This page last changed on Jul 15, 2009 by mmcgarry.

Topics marked with * relate to HQ Enterprise-only features.

On the Alert Definition page, you can edit an alert definition's properties and condition set, and define and edit the alert actions HQ should perform when the alert fires.

The Alert Definition page, which appears when you save a new alert definition or edit an existing alert definition, is similar to the New Alert page, with the addition of Edit controls in the "Alert Properties" and "Condition Set" sections, and a set of tabs at the bottom of the page for defining alert actions.
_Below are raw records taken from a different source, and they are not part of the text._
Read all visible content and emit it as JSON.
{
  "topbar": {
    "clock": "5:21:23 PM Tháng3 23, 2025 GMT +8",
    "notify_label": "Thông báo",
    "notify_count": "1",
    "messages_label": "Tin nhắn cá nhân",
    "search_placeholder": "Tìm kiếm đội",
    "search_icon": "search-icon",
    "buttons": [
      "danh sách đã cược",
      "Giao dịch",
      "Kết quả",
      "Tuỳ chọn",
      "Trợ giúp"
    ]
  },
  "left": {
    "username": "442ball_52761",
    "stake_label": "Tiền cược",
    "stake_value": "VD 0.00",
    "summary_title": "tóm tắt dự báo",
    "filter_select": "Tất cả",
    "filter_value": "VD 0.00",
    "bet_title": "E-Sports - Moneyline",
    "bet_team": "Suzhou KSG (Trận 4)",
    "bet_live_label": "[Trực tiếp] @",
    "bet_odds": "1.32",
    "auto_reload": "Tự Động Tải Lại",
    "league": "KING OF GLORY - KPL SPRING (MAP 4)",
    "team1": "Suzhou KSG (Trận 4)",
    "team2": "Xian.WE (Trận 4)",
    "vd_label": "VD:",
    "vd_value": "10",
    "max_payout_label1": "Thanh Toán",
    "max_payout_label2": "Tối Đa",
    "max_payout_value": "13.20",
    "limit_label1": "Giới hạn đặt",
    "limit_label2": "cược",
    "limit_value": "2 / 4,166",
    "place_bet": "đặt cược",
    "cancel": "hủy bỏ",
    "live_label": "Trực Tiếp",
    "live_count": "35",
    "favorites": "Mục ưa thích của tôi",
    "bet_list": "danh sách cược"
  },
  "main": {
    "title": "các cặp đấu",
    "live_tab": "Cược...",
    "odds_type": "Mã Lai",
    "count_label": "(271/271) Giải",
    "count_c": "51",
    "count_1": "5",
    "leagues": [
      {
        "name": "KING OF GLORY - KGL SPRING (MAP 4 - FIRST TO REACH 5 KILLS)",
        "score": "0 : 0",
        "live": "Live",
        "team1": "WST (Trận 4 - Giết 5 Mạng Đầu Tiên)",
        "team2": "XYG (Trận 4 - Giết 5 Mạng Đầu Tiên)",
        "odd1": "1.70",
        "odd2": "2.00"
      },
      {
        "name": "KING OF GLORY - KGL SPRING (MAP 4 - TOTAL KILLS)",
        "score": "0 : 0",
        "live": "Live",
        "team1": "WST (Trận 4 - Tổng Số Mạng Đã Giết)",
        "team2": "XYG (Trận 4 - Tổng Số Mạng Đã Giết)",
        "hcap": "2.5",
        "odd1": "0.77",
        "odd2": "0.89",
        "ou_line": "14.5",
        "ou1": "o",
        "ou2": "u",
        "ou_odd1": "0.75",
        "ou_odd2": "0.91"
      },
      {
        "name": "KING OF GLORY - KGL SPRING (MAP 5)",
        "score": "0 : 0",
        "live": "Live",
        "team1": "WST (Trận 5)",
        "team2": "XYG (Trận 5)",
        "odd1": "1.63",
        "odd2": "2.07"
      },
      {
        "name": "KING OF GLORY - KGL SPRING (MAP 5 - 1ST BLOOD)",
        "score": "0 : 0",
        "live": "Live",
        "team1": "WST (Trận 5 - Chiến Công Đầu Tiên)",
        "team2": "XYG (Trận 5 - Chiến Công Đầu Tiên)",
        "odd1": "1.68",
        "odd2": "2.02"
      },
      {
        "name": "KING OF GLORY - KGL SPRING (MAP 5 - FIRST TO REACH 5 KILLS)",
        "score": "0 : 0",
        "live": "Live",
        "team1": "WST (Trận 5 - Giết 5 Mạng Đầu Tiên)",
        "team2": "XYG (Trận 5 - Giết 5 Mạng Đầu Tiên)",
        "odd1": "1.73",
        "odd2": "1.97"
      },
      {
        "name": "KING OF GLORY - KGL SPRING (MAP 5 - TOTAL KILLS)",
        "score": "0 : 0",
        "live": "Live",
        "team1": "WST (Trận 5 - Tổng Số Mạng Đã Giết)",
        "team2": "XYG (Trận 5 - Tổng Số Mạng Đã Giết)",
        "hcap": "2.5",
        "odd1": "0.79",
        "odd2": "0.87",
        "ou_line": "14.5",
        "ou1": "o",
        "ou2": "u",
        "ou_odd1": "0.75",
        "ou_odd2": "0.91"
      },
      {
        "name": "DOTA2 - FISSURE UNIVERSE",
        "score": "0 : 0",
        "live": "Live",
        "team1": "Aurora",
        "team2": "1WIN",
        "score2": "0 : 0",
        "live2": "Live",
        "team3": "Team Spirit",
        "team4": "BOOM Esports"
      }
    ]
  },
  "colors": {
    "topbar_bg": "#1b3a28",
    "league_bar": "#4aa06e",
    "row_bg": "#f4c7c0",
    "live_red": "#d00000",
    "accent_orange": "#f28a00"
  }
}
Feedback is welcome. Click Add Comment at the bottom of the page.

Edit Alert Properties

Click in "Alert Properties" section. 

  • Name - Name assigned by the user creating an alert definition. A fired alert is identified, in the HQ user interface and alert notifications, by the alert definition name and a timestamp. An alert definition name should clearly communicate the nature of the problem. For example, "Down" for an alert on availability, or "Low Memory" for an alert on free memory.
  • Description - Description entered by the user creating the alert definition.
  • Priority - The severity of the problem, as defined by the person creating the alert definition:  "Low", "Medium", or "High".  A consistent policy for defining an alert definition priority makes it easier to triage problems appropriately.  An alert's priority is shown in HQ pages that present alert status and in alert notifications. You can sort alerts by priority in HQ Enterprise's  Alert Center or Operations Center.
  • Active - The current enabled/disabled status of the alert definition. Alerts only fire for enabled alert definitions. When an alert definition is disabled, HQ does not evaluate its condition or fire alerts for it.

Edit Alert Condition Set

Click in "Condition Set" section.

Condition Set

An alert condition specifies a resource metric value or event that will initiate the alert firing process.

The condition types you can choose when you define a alert vary by resource type and HQ version. If a condition type is not supported by your version of HQ or is not valid for the target resource, it will not appear as an option.

To define a condition, choose one of the following condition types, and supply required parameter values.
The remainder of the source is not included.